What are the space complexities of inits and tails?

非 Y 不嫁゛ 提交于 2019-12-01 18:39:47
dfeuer

The implementation of inits in the Haskell Report, which is identical to or nearly identical to implementations used up to base 4.7.0.1 (GHC 7.8.3) is horribly slow. In particular, the fmap applications stack up recursively, so forcing successive elements of the result gets slower and slower.

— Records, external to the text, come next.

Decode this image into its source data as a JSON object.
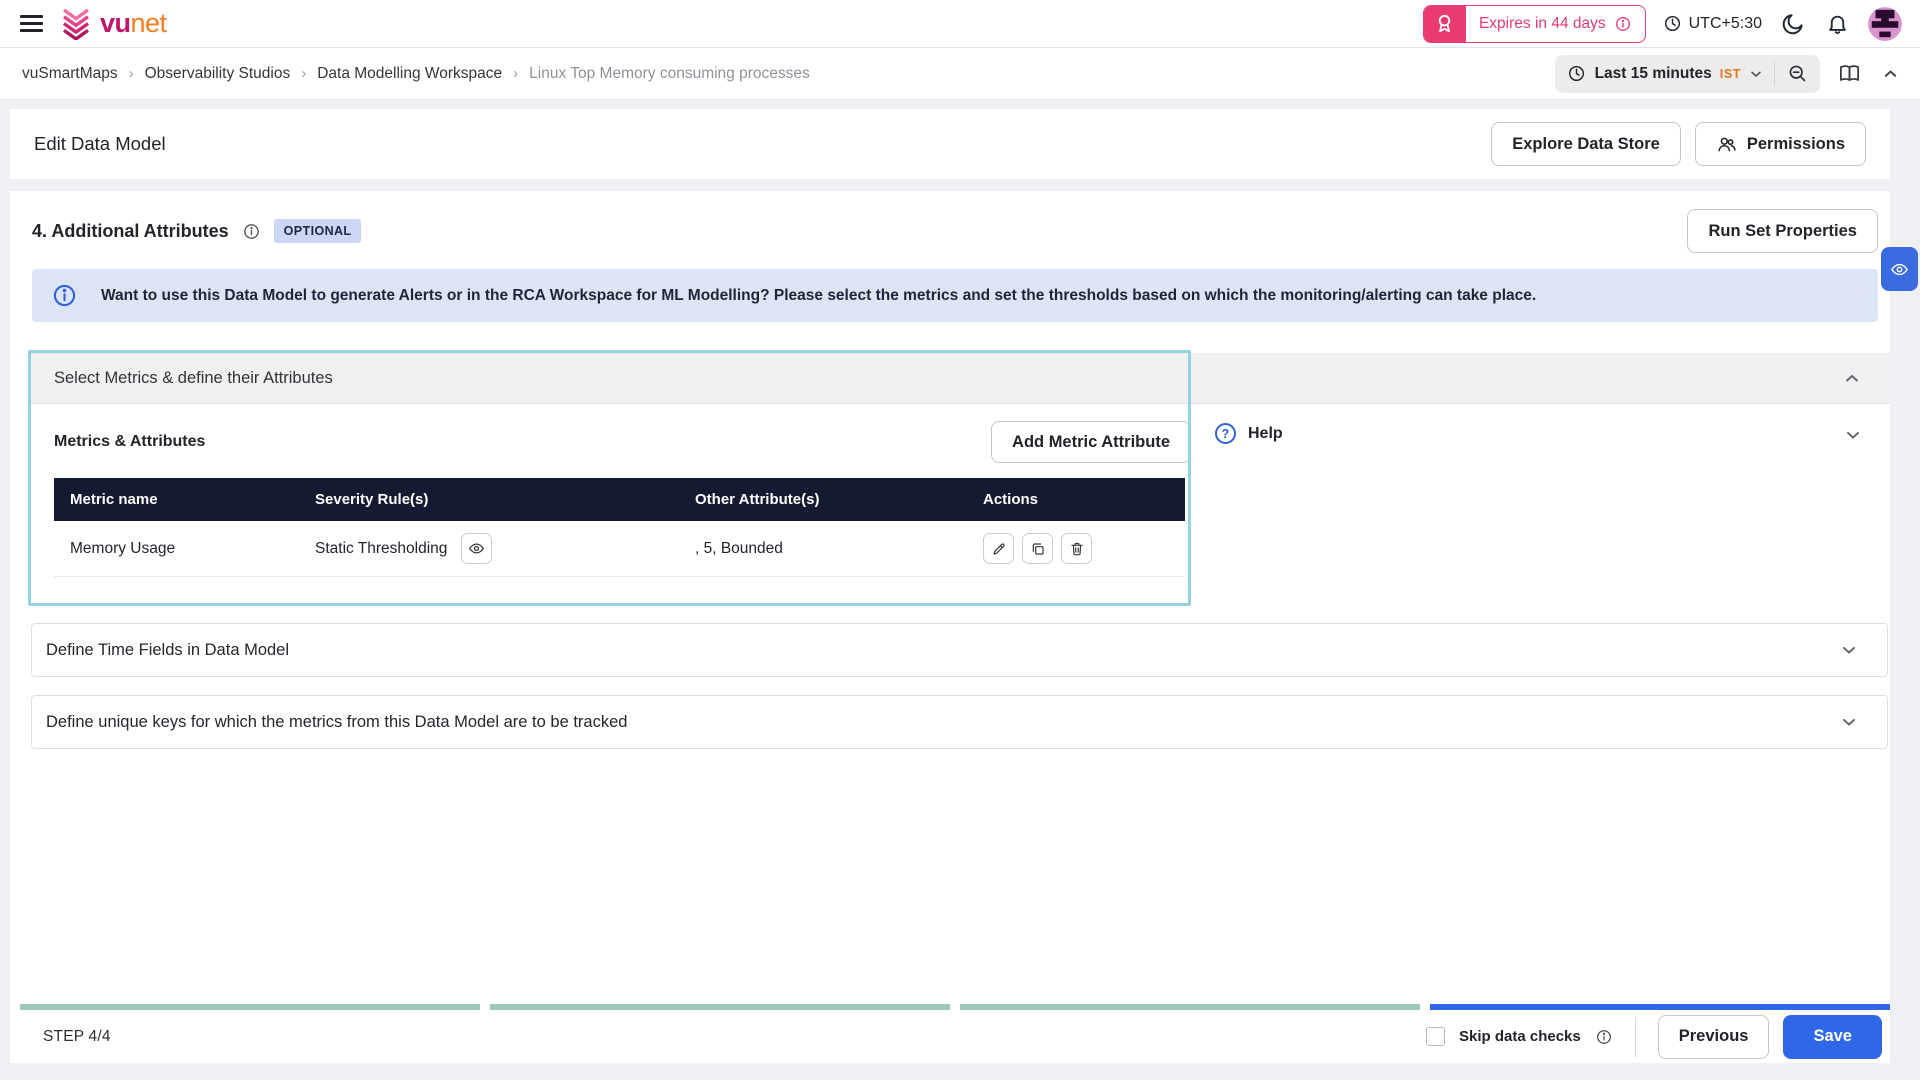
{
  "header": {
    "logo_vu": "vu",
    "logo_net": "net",
    "license_badge": "Expires in 44 days",
    "timezone": "UTC+5:30"
  },
  "breadcrumb": {
    "items": [
      "vuSmartMaps",
      "Observability Studios",
      "Data Modelling Workspace",
      "Linux Top Memory consuming processes"
    ]
  },
  "timebar": {
    "range_label": "Last 15 minutes",
    "timezone_short": "IST"
  },
  "page": {
    "title": "Edit Data Model",
    "explore_button": "Explore Data Store",
    "permissions_button": "Permissions"
  },
  "step_section": {
    "heading": "4. Additional Attributes",
    "optional_badge": "OPTIONAL",
    "run_set_properties_button": "Run Set Properties",
    "banner_text": "Want to use this Data Model to generate Alerts or in the RCA Workspace for ML Modelling? Please select the metrics and set the thresholds based on which the monitoring/alerting can take place."
  },
  "metrics_section": {
    "header": "Select Metrics & define their Attributes",
    "subheading": "Metrics & Attributes",
    "add_button": "Add Metric Attribute",
    "help_label": "Help",
    "table": {
      "columns": [
        "Metric name",
        "Severity Rule(s)",
        "Other Attribute(s)",
        "Actions"
      ],
      "rows": [
        {
          "metric_name": "Memory Usage",
          "severity_rule": "Static Thresholding",
          "other_attributes": ", 5, Bounded"
        }
      ]
    }
  },
  "collapsed_sections": {
    "time_fields": "Define Time Fields in Data Model",
    "unique_keys": "Define unique keys for which the metrics from this Data Model are to be tracked"
  },
  "footer": {
    "step_label": "STEP 4/4",
    "skip_checkbox_label": "Skip data checks",
    "previous_button": "Previous",
    "save_button": "Save"
  },
  "colors": {
    "brand_pink": "#e93a72",
    "brand_magenta": "#c4156b",
    "brand_orange": "#f57d1f",
    "accent_blue": "#2e68e8",
    "link_blue": "#2b63d9",
    "table_header_navy": "#141a30",
    "highlight_teal": "#93d2e0",
    "progress_teal": "#9cc8b6",
    "banner_blue_bg": "#dde4f6",
    "ist_orange": "#e8731a"
  }
}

inits [1,2,3,4] = [] : fmap (1:) (inits [2,3,4])
 = [] : fmap (1:) ([] : fmap (2:) (inits [3,4]))
 = [] : [1] : fmap (1:) (fmap (2:) ([] : fmap (3:) (inits [4])))
....

The simplest asymptotically optimal implementation, explored by Bertram Felgenhauer, is based on applying take with successively larger arguments:

inits xs = [] : go (1 :: Int) xs where
  go !l (_:ls) = take l xs : go (l+1) ls
  go _  []     = []

Felgenhauer was able to eke some extra performance out of this using a private, non-fusing version of take, but it was still not as fast as it could be.

The following very simple implementation is significantly faster in most cases:

inits = map reverse . scanl (flip (:)) []

In some weird corner cases (like map head . inits), this simple implementation is asymptotically non-optimal. I therefore wrote a version using the same technique, but based on Chris Okasaki's Banker's queues, that is both asymptotically optimal and nearly as fast. Joachim Breitner optimized it further, primarily by using a strict scanl' rather than the usual scanl, and this implementation got into GHC 7.8.4. inits can now produce the spine of the result in O(n) time; forcing the entire result requires O(n^2) time because none of the conses can be shared among the different initial segments. If you want really absurdly fast inits and tails, your best bet is to use Data.Sequence; Louis Wasserman's implementation is magical. Another possibility would be to use Data.Vector—it presumably uses slicing for such things.